The Better Care Reconciliation Act is facing a weeklong delay, and that may not be a good thing.
A planned vote on the Senate healthcare bill has been delayed at least a week by Majority Leader Mitch McConnell after Sen. John McCain underwent surgery Saturday and told leaders he would remain in Arizona for the week to recuperate.
Two GOP lawmakers — Sens. Rand Paul of Kentucky and Susan Collins of Maine — have already publicly said they will not support the bill, named the Better Care Reconciliation Act.
Paul and Collins' opposition combined with McCain's absence leaves McConnell short of the 50 votes needed to pass the bill.
With experts saying McCain's recovery time could stretch longer than one week, it's unclear when the BCRA will make it to the Senate floor — if at all.
Whether the delay will be a good or a bad thing for the bill is debatable.
On the one hand, it gives opponents of the BCRA more time to pressure moderate senators over the bill's Medicaid cuts and projected coverage losses. Given the razor's edge the bill sits on, it could be derailed if a flood of negative polls or analysis over the next week sways even a single senator.
Collins, a moderate, told ABC News' "This Week" on Sunday that "eight to 10" Republican members had "deep concerns" about the bill.

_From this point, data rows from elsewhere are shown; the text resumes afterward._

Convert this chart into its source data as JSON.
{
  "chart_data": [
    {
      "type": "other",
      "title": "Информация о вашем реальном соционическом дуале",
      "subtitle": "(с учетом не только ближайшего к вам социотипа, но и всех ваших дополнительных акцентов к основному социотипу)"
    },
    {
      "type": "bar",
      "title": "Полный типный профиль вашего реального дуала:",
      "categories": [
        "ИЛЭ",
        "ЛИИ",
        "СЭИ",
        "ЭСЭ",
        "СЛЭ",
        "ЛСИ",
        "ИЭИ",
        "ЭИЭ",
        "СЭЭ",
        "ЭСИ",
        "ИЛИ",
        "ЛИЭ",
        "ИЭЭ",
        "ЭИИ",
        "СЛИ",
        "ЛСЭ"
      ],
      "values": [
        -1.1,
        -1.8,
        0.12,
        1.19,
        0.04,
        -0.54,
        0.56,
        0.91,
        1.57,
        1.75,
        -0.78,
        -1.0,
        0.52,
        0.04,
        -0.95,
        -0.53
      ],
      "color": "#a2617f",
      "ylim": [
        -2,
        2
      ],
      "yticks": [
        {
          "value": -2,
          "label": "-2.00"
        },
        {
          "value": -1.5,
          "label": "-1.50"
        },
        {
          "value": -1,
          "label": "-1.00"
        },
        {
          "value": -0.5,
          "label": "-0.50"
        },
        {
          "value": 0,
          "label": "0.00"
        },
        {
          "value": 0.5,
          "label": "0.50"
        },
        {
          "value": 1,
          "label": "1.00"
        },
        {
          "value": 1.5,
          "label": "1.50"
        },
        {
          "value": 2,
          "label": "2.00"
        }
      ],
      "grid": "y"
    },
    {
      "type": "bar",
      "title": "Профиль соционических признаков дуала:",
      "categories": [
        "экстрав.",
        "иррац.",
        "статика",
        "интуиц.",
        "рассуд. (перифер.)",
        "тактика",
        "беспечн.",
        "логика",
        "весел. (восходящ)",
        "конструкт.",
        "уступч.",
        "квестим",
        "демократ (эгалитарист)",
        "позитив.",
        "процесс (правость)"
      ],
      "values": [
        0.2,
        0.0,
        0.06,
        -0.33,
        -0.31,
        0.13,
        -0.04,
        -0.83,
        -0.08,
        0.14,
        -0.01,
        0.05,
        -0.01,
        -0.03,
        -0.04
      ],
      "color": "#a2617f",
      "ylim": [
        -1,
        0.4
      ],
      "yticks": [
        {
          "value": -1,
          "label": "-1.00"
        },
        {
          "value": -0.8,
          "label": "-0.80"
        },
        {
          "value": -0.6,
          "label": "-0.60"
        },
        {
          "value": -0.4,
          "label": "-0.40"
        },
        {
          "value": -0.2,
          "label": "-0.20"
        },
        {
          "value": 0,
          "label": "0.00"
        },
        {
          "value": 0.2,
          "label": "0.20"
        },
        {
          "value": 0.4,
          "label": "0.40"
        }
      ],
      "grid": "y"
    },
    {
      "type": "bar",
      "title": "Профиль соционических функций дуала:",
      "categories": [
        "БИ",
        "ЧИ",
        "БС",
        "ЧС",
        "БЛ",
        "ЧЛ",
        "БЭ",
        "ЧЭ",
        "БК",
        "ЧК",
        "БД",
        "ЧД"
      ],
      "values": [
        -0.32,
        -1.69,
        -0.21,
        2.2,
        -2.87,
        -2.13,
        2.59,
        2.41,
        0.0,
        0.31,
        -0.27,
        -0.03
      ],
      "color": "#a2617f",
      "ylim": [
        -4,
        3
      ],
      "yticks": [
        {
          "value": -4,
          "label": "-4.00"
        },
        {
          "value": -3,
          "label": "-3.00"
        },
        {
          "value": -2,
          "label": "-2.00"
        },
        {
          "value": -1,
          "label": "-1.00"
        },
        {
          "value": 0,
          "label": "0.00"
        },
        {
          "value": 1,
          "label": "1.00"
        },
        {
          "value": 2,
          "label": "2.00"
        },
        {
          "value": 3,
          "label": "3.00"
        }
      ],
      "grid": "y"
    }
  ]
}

No one wants to be the deciding vote to kill a bill, but if one member does publicly become the deciding vote, others may follow.

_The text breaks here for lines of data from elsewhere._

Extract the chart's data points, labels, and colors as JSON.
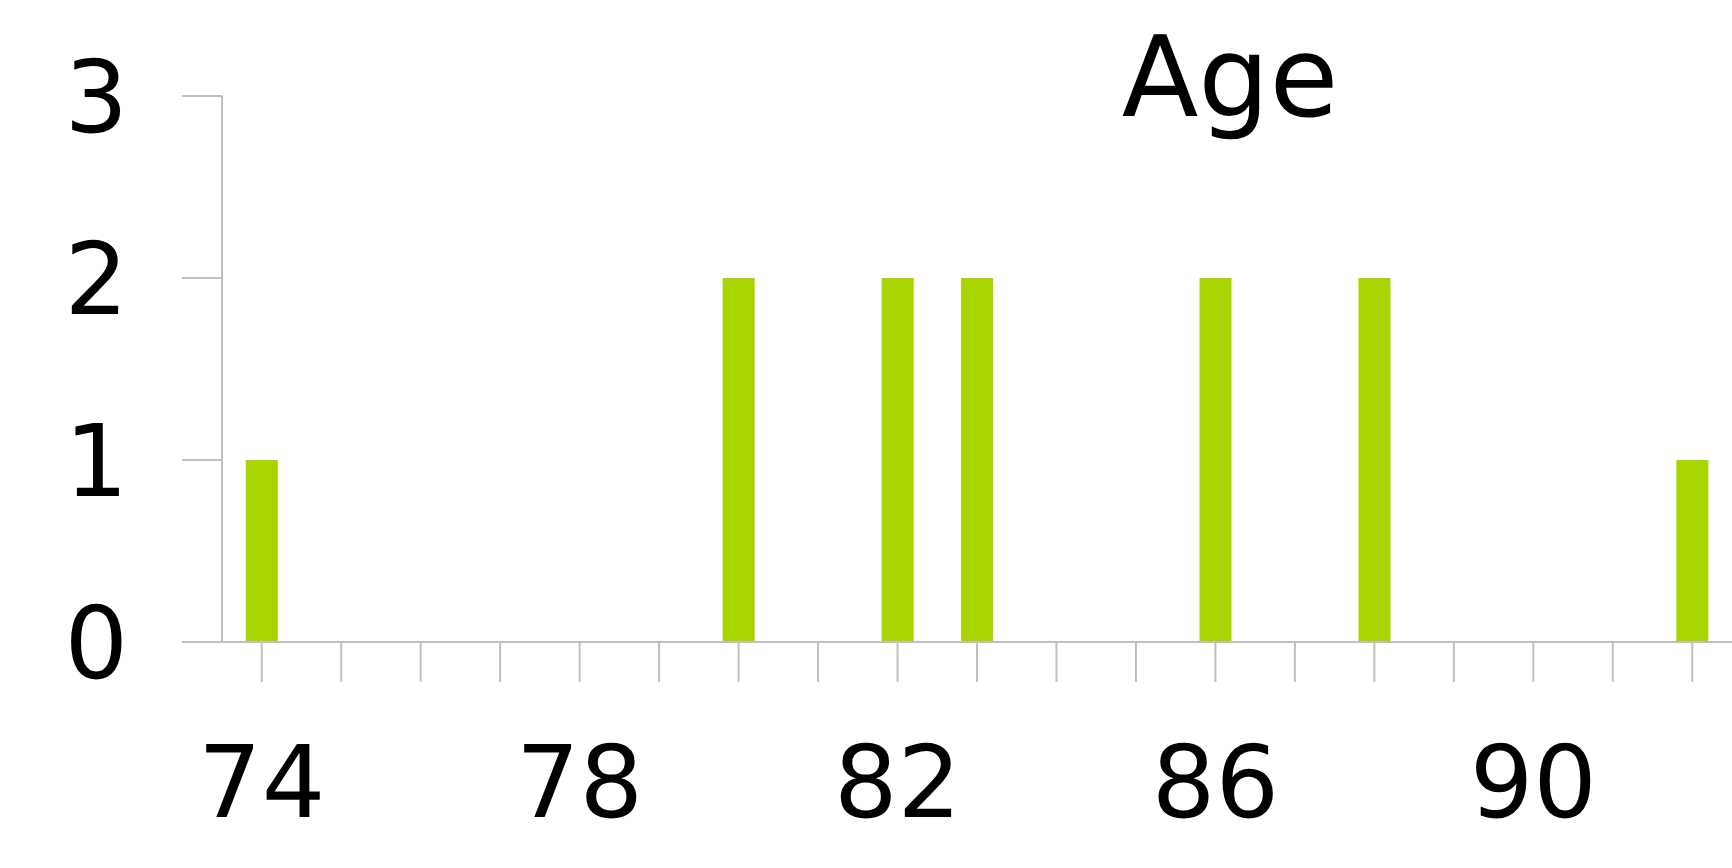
{
  "chart_data": {
    "type": "bar",
    "title": "Age",
    "categories": [
      "74",
      null,
      null,
      null,
      "78",
      null,
      null,
      null,
      "82",
      null,
      null,
      null,
      "86",
      null,
      null,
      null,
      "90",
      null,
      null
    ],
    "values": [
      1,
      0,
      0,
      0,
      0,
      0,
      2,
      0,
      2,
      2,
      0,
      0,
      2,
      0,
      2,
      0,
      0,
      0,
      1
    ],
    "color": "#a8d400",
    "ylim": [
      0,
      3
    ],
    "yticks": [
      0,
      1,
      2,
      3
    ]
  }
}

Among the complicating factors is Sen. Ron Johnson of Wisconsin. Johnson originally came out against the BCRA for not being conservative enough, but he said he was on board after the release of an updated version. Over the weekend, however, Johnson told the Green Bay Press-Gazette in Wisconsin that he was back to being undecided on the bill because of reports that McConnell told moderate Senate members that the bill's deep cuts to Medicaid would never take effect.
Another big issue for undecided lawmakers is the release of the Congressional Budget Office's score for the updated BCRA. The original score, which estimated that 22 million more Americans would be without health insurance in 2026 under the BCRA than under the current system, was a key point of contention for centrist Republicans who opposed the first iteration of the healthcare bill.

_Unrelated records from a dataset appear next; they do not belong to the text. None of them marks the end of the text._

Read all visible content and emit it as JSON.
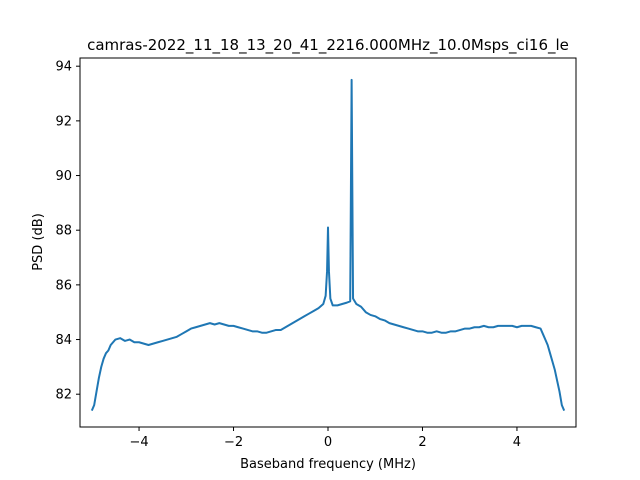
{
  "chart_data": {
    "type": "line",
    "title": "camras-2022_11_18_13_20_41_2216.000MHz_10.0Msps_ci16_le",
    "xlabel": "Baseband frequency (MHz)",
    "ylabel": "PSD (dB)",
    "xlim": [
      -5.25,
      5.25
    ],
    "ylim": [
      80.8,
      94.3
    ],
    "xticks": [
      -4,
      -2,
      0,
      2,
      4
    ],
    "xtick_labels": [
      "−4",
      "−2",
      "0",
      "2",
      "4"
    ],
    "yticks": [
      82,
      84,
      86,
      88,
      90,
      92,
      94
    ],
    "ytick_labels": [
      "82",
      "84",
      "86",
      "88",
      "90",
      "92",
      "94"
    ],
    "grid": false,
    "legend": false,
    "line_color": "#1f77b4",
    "series": [
      {
        "x": [
          -5.0,
          -4.95,
          -4.9,
          -4.85,
          -4.8,
          -4.75,
          -4.7,
          -4.65,
          -4.6,
          -4.55,
          -4.5,
          -4.4,
          -4.3,
          -4.2,
          -4.1,
          -4.0,
          -3.9,
          -3.8,
          -3.7,
          -3.6,
          -3.5,
          -3.4,
          -3.3,
          -3.2,
          -3.1,
          -3.0,
          -2.9,
          -2.8,
          -2.7,
          -2.6,
          -2.5,
          -2.4,
          -2.3,
          -2.2,
          -2.1,
          -2.0,
          -1.9,
          -1.8,
          -1.7,
          -1.6,
          -1.5,
          -1.4,
          -1.3,
          -1.2,
          -1.1,
          -1.0,
          -0.9,
          -0.8,
          -0.7,
          -0.6,
          -0.5,
          -0.4,
          -0.3,
          -0.2,
          -0.1,
          -0.05,
          -0.02,
          0.0,
          0.02,
          0.05,
          0.1,
          0.2,
          0.3,
          0.4,
          0.47,
          0.5,
          0.53,
          0.6,
          0.7,
          0.8,
          0.9,
          1.0,
          1.1,
          1.2,
          1.3,
          1.4,
          1.5,
          1.6,
          1.7,
          1.8,
          1.9,
          2.0,
          2.1,
          2.2,
          2.3,
          2.4,
          2.5,
          2.6,
          2.7,
          2.8,
          2.9,
          3.0,
          3.1,
          3.2,
          3.3,
          3.4,
          3.5,
          3.6,
          3.7,
          3.8,
          3.9,
          4.0,
          4.1,
          4.2,
          4.3,
          4.4,
          4.5,
          4.55,
          4.6,
          4.65,
          4.7,
          4.75,
          4.8,
          4.85,
          4.9,
          4.95,
          5.0
        ],
        "y": [
          81.4,
          81.6,
          82.1,
          82.6,
          83.0,
          83.3,
          83.5,
          83.6,
          83.8,
          83.9,
          84.0,
          84.05,
          83.95,
          84.0,
          83.9,
          83.9,
          83.85,
          83.8,
          83.85,
          83.9,
          83.95,
          84.0,
          84.05,
          84.1,
          84.2,
          84.3,
          84.4,
          84.45,
          84.5,
          84.55,
          84.6,
          84.55,
          84.6,
          84.55,
          84.5,
          84.5,
          84.45,
          84.4,
          84.35,
          84.3,
          84.3,
          84.25,
          84.25,
          84.3,
          84.35,
          84.35,
          84.45,
          84.55,
          84.65,
          84.75,
          84.85,
          84.95,
          85.05,
          85.15,
          85.3,
          85.6,
          86.5,
          88.1,
          86.5,
          85.5,
          85.25,
          85.25,
          85.3,
          85.35,
          85.4,
          93.5,
          85.5,
          85.3,
          85.2,
          85.0,
          84.9,
          84.85,
          84.75,
          84.7,
          84.6,
          84.55,
          84.5,
          84.45,
          84.4,
          84.35,
          84.3,
          84.3,
          84.25,
          84.25,
          84.3,
          84.25,
          84.25,
          84.3,
          84.3,
          84.35,
          84.4,
          84.4,
          84.45,
          84.45,
          84.5,
          84.45,
          84.45,
          84.5,
          84.5,
          84.5,
          84.5,
          84.45,
          84.5,
          84.5,
          84.5,
          84.45,
          84.4,
          84.2,
          84.0,
          83.8,
          83.5,
          83.2,
          82.9,
          82.5,
          82.1,
          81.6,
          81.4
        ]
      }
    ]
  }
}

The new score was originally set to be released Monday, but, given the delay for the vote, it will also be pushed back. It's unclear when it will be released, but reports suggest it could be as late as next week.
But amid the uncertainty, no senator has come out as the key third "no" vote that would doom the bill, and, according to Jonathan Swan of the news website Axios, the White House and McConnell view each day without another public defector as a "victory."
It also gives more time for McConnell, who is known as an adept dealmaker, to work with individual senators to address their issues or create amendments to placate their particular concerns. Already, the bill includes multiple carveouts for certain states or issues particular senators care about.